I returned to the Commerce Casino outside Los Angeles for another poker road trip last week. As usual, the place was packed, particularly on Friday and Saturday nights, when every table was full — remarkable considering the place has over 200 of them!
In case you forget you’re in California while playing at Commerce, you’ll be reminded quickly when someone at the table orders an avocado milk shake or someone else is describing their latest juice cleanse. On this trip, I mostly played the $5-5-10 pot limit Omaha game, which always has lots of action. I also spent a few hours in a fairly loose $5-10 no-limit Hold’em game, which is where the following hand occurred. Before I get to the hands, let me set the scene.
One of the players was a local regular I call Loudmouth Bob (I don’t know his real name). LMB liked to talk. To show everyone he was the best poker player in the world, he’d predict the cards other players had on almost every hand. Most of the others, like me, never showed their hands unless they had to, so we had no evidence supporting LMB’s claims, but that didn’t stop him. I didn’t believe him for one minute, but at least he provided some entertainment, although he had an annoying tendency to slow down the game by pretending he was facing a tough decision virtually every time it was his turn. After he folded, he had to tell us what his hand was and why he had to think so long.

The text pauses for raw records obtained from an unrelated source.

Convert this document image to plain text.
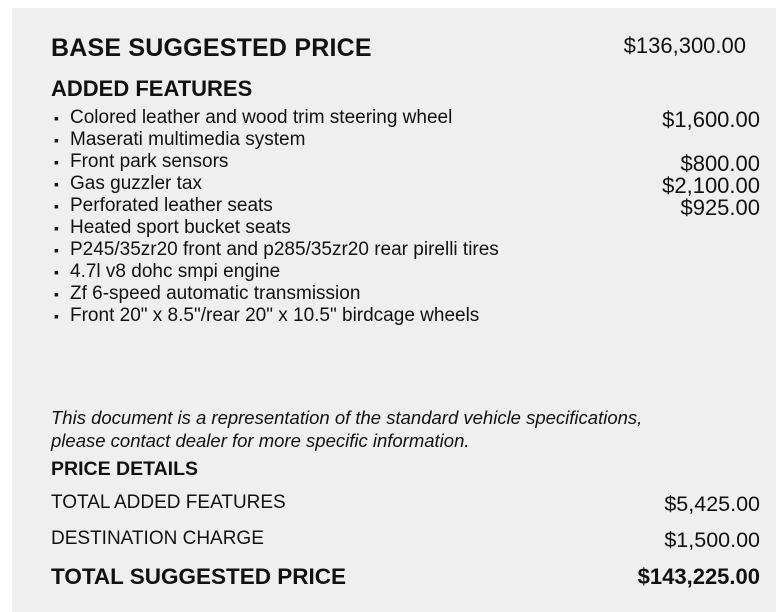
BASE SUGGESTED PRICE	$136,300.00
ADDED FEATURES
▪ Colored leather and wood trim steering wheel	$1,600.00
▪ Maserati multimedia system
▪ Front park sensors	$800.00
▪ Gas guzzler tax	$2,100.00
▪ Perforated leather seats	$925.00
▪ Heated sport bucket seats
▪ P245/35zr20 front and p285/35zr20 rear pirelli tires
▪ 4.7l v8 dohc smpi engine
▪ Zf 6-speed automatic transmission
▪ Front 20" x 8.5"/rear 20" x 10.5" birdcage wheels
This document is a representation of the standard vehicle specifications,
please contact dealer for more specific information.
PRICE DETAILS
TOTAL ADDED FEATURES	$5,425.00
DESTINATION CHARGE	$1,500.00
TOTAL SUGGESTED PRICE	$143,225.00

Nonsense. He just liked the attention.
Now, to the hand in question.
I was in the cutoff position (one seat to the right of the dealer button) and everyone folded around to me. I looked down at the queen and jack of clubs and raised to $35. Not the strongest opening hand, but perhaps good enough to steal the blinds, and if not, certainly playable. The button folded, Loudmouth Bob called in the small blind and the big blind folded, leaving $80 in the pot. The flop was ace-queen-six rainbow (different suits). LMB checked, and since I’d hit my queen, I fired a $50 continuation bet. He went into his thinking act, then raised me to $175. I was seriously thinking of folding and giving him credit for an ace, but first I looked down the table to see how many chips he had in front of him. When he noticed me eyeballing his stacks, he purposely messed them up, leaving an unruly pile of yellow $5 chips.
This is what’s known in the poker world as A Dick Move.
From the way he did it and the way he acted, I had a very strong feeling that he didn’t have much of a hand and was trying to steamroll me with a bluff. I asked how much he had, and he replied, “I don’t have to tell you.” That’s true, but in most poker rooms, you do have to keep your chips stacked neatly so any opponent can glance over and estimate the total. I told him that, no, he didn’t have to tell me, but he could at least pile them up so I could guess. He refused. I turned to the dealer and asked him to call a floor supervisor. My attitude now was that if LMB was going to act like a jerk, I’d get an authority figure involved. The floor guy came over, I stated my case, and LMB interrupted to loudly declare that he only had yellow $5 chips and no white $100 chips, and that I should be able to ascertain how much he had. Unfortunately, the floor guy let LMB browbeat him into agreeing, and told me that he did not have to stack his chips.
Side note: a few hours later, I asked two other floor supervisors for their opinions on this, and they both told me that the first floor guy had been completely wrong. He should have made LMB stack them up.
Now, I had to make a decision, and I felt like my original read was correct: if LMB did have a big hand, he wouldn’t have gone to all this trouble to intimidate me, and he had a reputation for being full of crap. Still, I paused for a few more seconds until LMB stared at me and said with a snarl, “Well????” That’s when I announced I was all-in, putting the pressure on him by representing a really big hand. To my delight, LMB shrunk back in his chair. Yes, I’d called his bluff. Now, was he going to risk all of his chips to try to save face? He dug out his cards from under the chip mess, looked at them twice, realized everyone at the table was watching him, then shrugged his shoulders and said, “OK, I call.”
The turn was a three, and the river was another three. At that point, LMB had to show his cards first: jack-ten off-suit. Yep, he’d been bluffing the whole time and then missed his gutshot straight when a king didn’t come. His jack-high couldn’t stand up to my pair of queens.
At this point, the dealer looked over at my stack, which had more than $1,500 in white and yellow chips. LMB clearly didn’t have that much, so the dealer pulled in all of his chips and pushed them towards me. At that point, I made a show of counting out exactly how much LMB had lost — $715 — and announced it to the table.
As for Loudmouth Bob, he sat there in stunned silence for about ten seconds before asking a casino employee to bring him another $1,000 worth of chips. Then — and this is the best part of the story — LMB shut up and didn’t utter a syllable for the next twenty minutes.
I didn’t say anything else, either, but the guy on my left, another local regular who’d apparently had enough of LMB, looked at me and quietly said, “Nice read. I was rooting for you.”